Die Regierung geht davon aus, dass sich „60 bis 70 Prozent der Bevölkerung mit dem Virus infizieren“ werden. So betrachtet stehe Deutschland „am Anfang der Epidemie“, sagte Lothar Wieler, der Chef des Robert-Koch-Instituts, der zentralen Bundeseinrichtung zur Krankheitsüberwachung.

Wie er betonte auch Merkel, dass es jetzt darum gehe, Zeit zu gewinnen, die Ausbreitung der Krankheit zu verlangsamen und das Gesundheitssystems funktionsfähig zu halten. Nur so könnten die Patienten, bei denen das Virus einen schweren Verlauf auslöse, auf den Intensivstationen gut betreut werden, sagte der ebenfalls anwesende Gesundheitsminister Jens Spahn. „Da sind unsere Solidarität, unsere Vernunft, unser Herz füreinander schon auf eine Probe gestellt, von der ich mir wünsche, dass wir diese Probe auch bestehen“, sagte Merkel.

Die Zuständigkeit der Bundesländer für konkrete Schutzmaßnahmen verteidigte die Bundeskanzlerin. Gleichzeitig mahnte sie ein abgestimmtes Vorgehen an. „Föderalismus ist nicht dafür da, dass man Verantwortung wegschiebt.“ Konkret geht es beispielsweise um die Absage von Fußballspielen, Konzerten und anderen Großveranstaltungen mit mehr als Tausend Besuchern, die die Bundesländer bisher unterschiedlich handhaben. Das soll auch Thema bei einem Treffen mit den Ministerpräsidenten an diesem Donnerstag sein.
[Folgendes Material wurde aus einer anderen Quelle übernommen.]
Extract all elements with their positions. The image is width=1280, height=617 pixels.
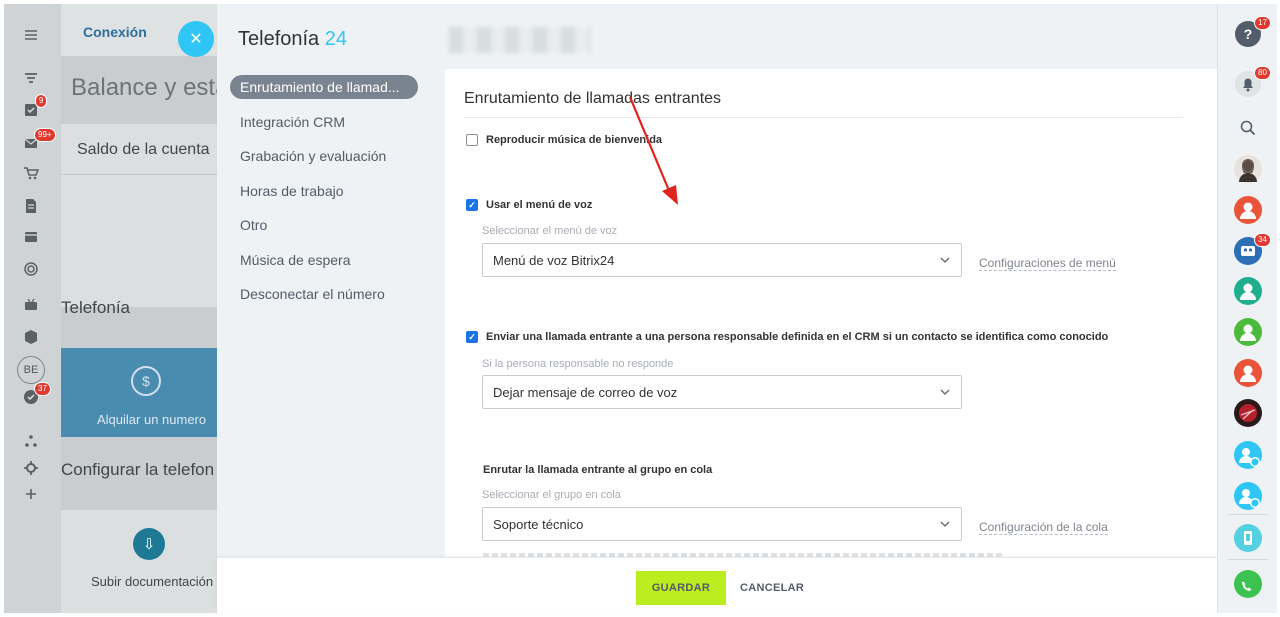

„Da sind unsere Solidarität, unsere Vernunft, unser Herz füreinander schon auf eine Probe gestellt“

Bundeskanzlerin Angela Merkel

Anlass des Auftritts der Kanzlerin war die Diskussion im Europäischen Rat am Dienstagabend, die erstmals als Videoschaltung stattfand. Die Regierungen der EU-Mitglieder beschlossen, sowohl gesundheits- wie wirtschaftspolitisch koordiniert zu handeln. Neben 25 Milliarden Euro an Hilfsgeldern, unter anderem für Unternehmen, kündigte Merkel an, den europäischen Maastricht-Vertrag „flexibel“ zu handhaben – soll heißen, dass vor allem das besonders betroffene Italien möglicherweise mehr Schulden aufnehmen kann, um auf die Epidemie zu reagieren. Auch die deutsche Regierung könnte zusätzliche Kredite in Anspruch nehmen, deutete die Kanzlerin an.

An diesem Freitag sollen Finanzminister Olaf Scholz und Wirtschaftsminister Peter Altmaier außerdem bekannt geben, ob hiesige Firmen mehr finanzielle Unterstützung erhalten. Dabei geht es beispielsweise um Restaurants, Hotels und Einzelhändler, die Umsatz einbüßen und in eine existenzielle Krise geraten, weil die Kunden wegbleiben. Bisher hat die Regierung auf die bestehenden Programme der öffentlichen KfW-Bankengruppe verwiesen, durch die notleidende Firmen günstige Kredite erhalten.

Dass möglicherweise auch Zuschüsse in Betracht kommen müssten, gaben Ökonomen am Mittwoch zu bedenken. Unter anderen Peter Bofinger (Uni Würzburg), Clemens Fuest (ifo Institut) und Beatrice Weder di Mauro (CEPR) schreiben in einem gemeinsamen Papier: „Als letzte Möglichkeit wäre daran zu denken, dass sich der Staat mit Eigenkapital an Unternehmen beteiligt.“ Als kurzfristige Unterstützung empfahlen sie, die Vorauszahlungen der Einkommen-, Körperschaft- und Umsatzsteuer, die die Firmen an die Finanzämter leisten müssen, zinslos zu stunden. Das könne bedrohten Unternehmen helfen, die Zahlungsunfähigkeit zu vermeiden.